Questo spettacolo, oltre a raccontare un dramma sociale, è anche prima di tutto un dramma familiare. Che padre è Roman? Da padre, come ha inteso questo personaggio?

Essere padre mi ha aiutato molto. Roman è un padre che non sa comunicare, un analfabeta, cresciuto nella Romania di Ceausescu, da una nonna che gli ha insegnato a difendersi con il bastone più che con i libri. Ma è anche un padre che sogna per il proprio “cucciolo” un destino migliore del proprio. Ad esempio, gli consiglia di diventare poliziotto, perché avrebbe una buona pensione. Un futuro dunque di diametralmente opposto dal proprio. Quel che mi ha colpito in questo personaggio è la sua violenza insopportabile, ma anche gli sprazzi di umanità, che – ho scoperto – si trovano anche nelle persone che sbagliano di più.

 “Roman e il suo cucciolo” diventerà presto un film…

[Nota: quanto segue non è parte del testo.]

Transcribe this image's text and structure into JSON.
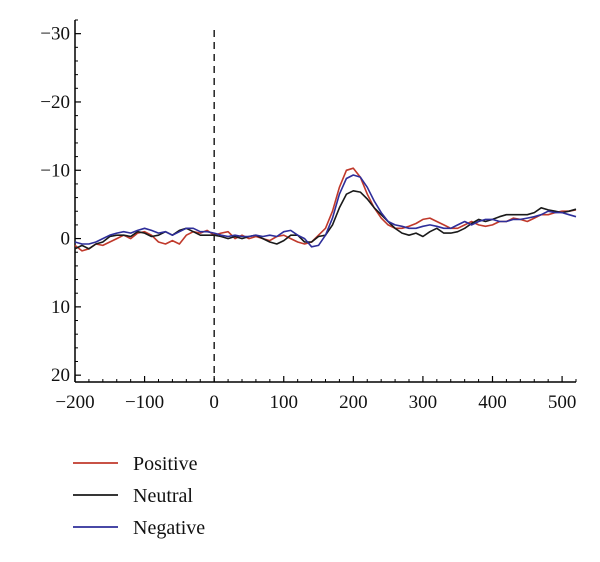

Inizio le riprese a marzo. Il film è sceneggiato da me e Vittorio Moroni (Terraferma, Emanuele Crialese). Abbiamo lavorato con intensità per circa 6 mesi e avendo trovato i finanziatori, grazie alla coproduzione tra Rai Cinema e Eagle Picture, ho avuto la possibilità di iniziare la mia carriera come regista cinematografico con i mezzi necessari per fare, spero, bene.

Attore e regista teatrale e cinematografico. Direttore del Teatro Stabile del Veneto. In quale ruolo si trova più a suo agio?

Senza dubbio il teatro, che è anche il luogo da cui ho iniziato. La direzione del Teatro del Veneto mi da la possibilità di scegliere, secondo il mio gusto e questo è di certo un lusso, ma la cosa che più mi appassiona al momento è la regia teatrale, a cui spero di affiancare quella cinematografica. Ma in questa, le mie capacità si capiranno alla fine della realizzazione del film.